Most importantly, I have been struck by the startling rise of racism and Islamophobia in France, and the equally powerful reluctance to talk about it, except among the young.
I think educated people agree that the most important product of the First Republic is the Declaration of the Rights of Man and the Citizen. But we do not agree about how Muslims or other non-secularists might fit into that equation.
It is time to build ideas on how to adjust republican principles—of equality before the law, due process, and universalism—so that they will apply equally well to everybody who has the right to call himself or herself French. I have no right to say so, except that I feel a philosophical allegiance to the Declaration of Man and its ideals, and I cringe to see a country that I love and admire delude itself that a way out exists without involving Muslim citizens directly. I hate to see the French indulge in the racism and bigotry which have depressed my country for so long, and not strike out for some kind of resolution worthy of their revolutionary heritage.

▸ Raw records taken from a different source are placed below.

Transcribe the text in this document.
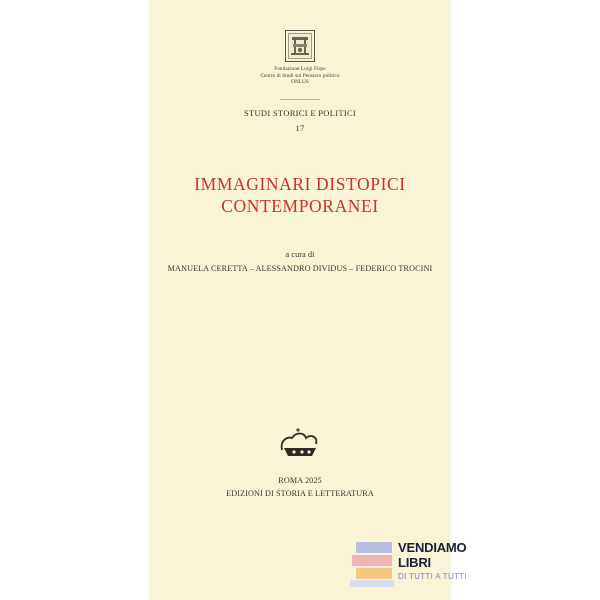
Fondazione Luigi Firpo
Centro di Studi sul Pensiero politico
ONLUS
STUDI STORICI E POLITICI
17
IMMAGINARI DISTOPICI
CONTEMPORANEI
a cura di
MANUELA CERETTA – ALESSANDRO DIVIDUS – FEDERICO TROCINI
ROMA 2025
EDIZIONI DI STORIA E LETTERATURA
VENDIAMO
LIBRI
DI TUTTI A TUTTI
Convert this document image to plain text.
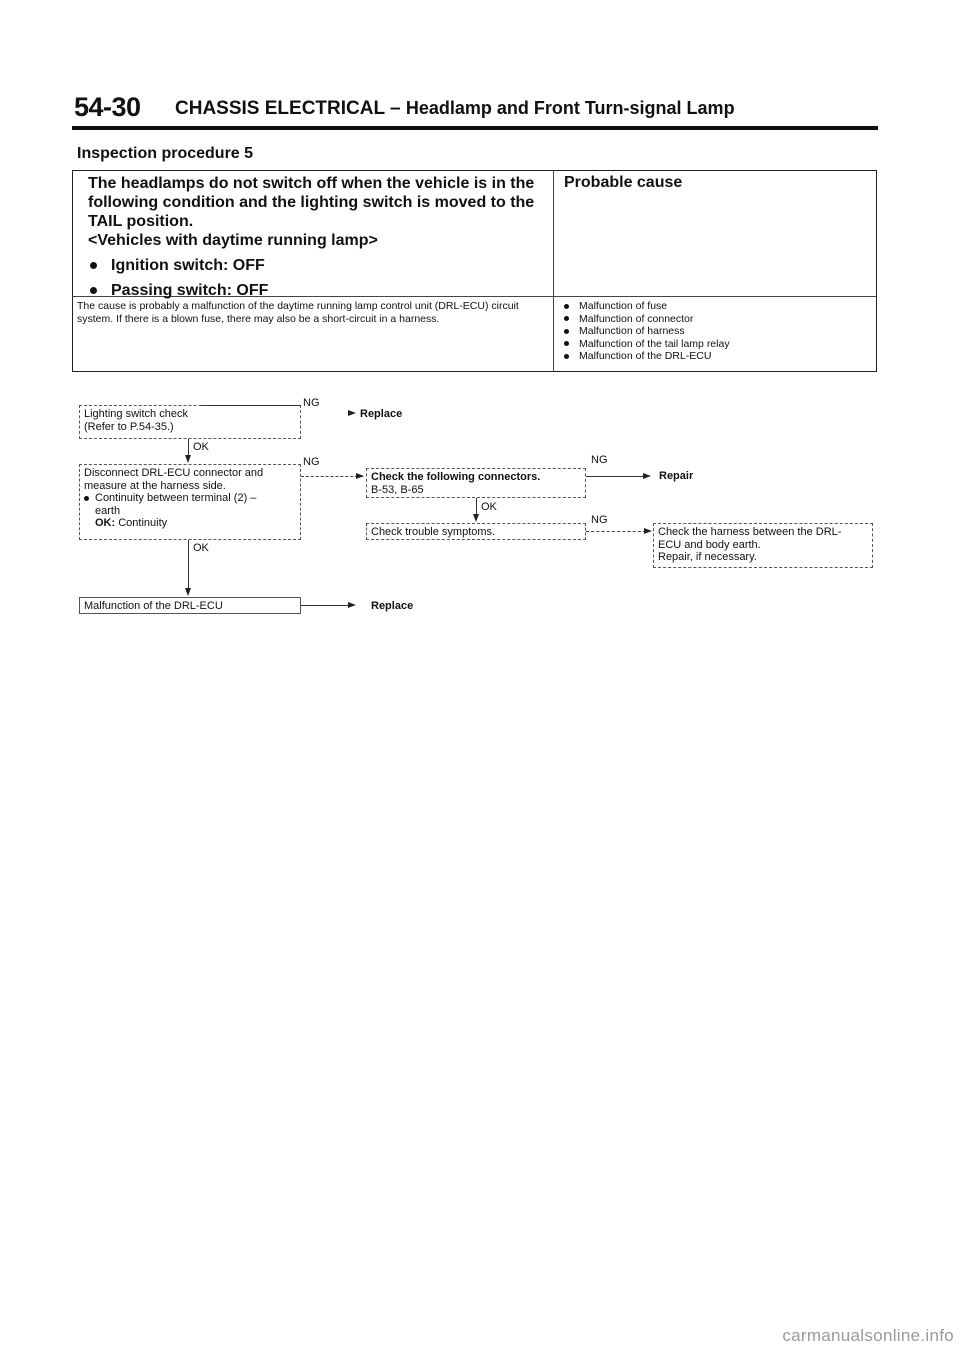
54-30 CHASSIS ELECTRICAL – Headlamp and Front Turn-signal Lamp
Inspection procedure 5
The headlamps do not switch off when the vehicle is in the
following condition and the lighting switch is moved to the
TAIL position.
<Vehicles with daytime running lamp>
Ignition switch: OFF
Passing switch: OFF
Probable cause
The cause is probably a malfunction of the daytime running lamp control unit (DRL-ECU) circuit system. If there is a blown fuse, there may also be a short-circuit in a harness.
Malfunction of fuse
Malfunction of connector
Malfunction of harness
Malfunction of the tail lamp relay
Malfunction of the DRL-ECU
Lighting switch check
(Refer to P.54-35.)
NG
Replace
OK
Disconnect DRL-ECU connector and
measure at the harness side.
Continuity between terminal (2) –
earth
OK: Continuity
NG
Check the following connectors.
B-53, B-65
NG
Repair
OK
Check trouble symptoms.
NG
Check the harness between the DRL-
ECU and body earth.
Repair, if necessary.
OK
Malfunction of the DRL-ECU	Replace
carmanualsonline.info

Things have changed. Can the republic see fit to grow and adapt to the changing populations who live in France today? Or will it maintain the tensions and hatred that were once legitimate resentments inherited from past injustices, but which now look more like vestiges of past pain, dredged up to maintain the status quo? Or worse yet, will erstwhile critics of France’s malaise continue to point fingers at The Man, when actually Everybody is incriminated?
Where are the French people? Right in front of your eyes. Even if you don’t like the color of their …………….. (fill in here), or the way they ……………………….. (fill in here), they are your brothers and sisters now and you might as well get used to it.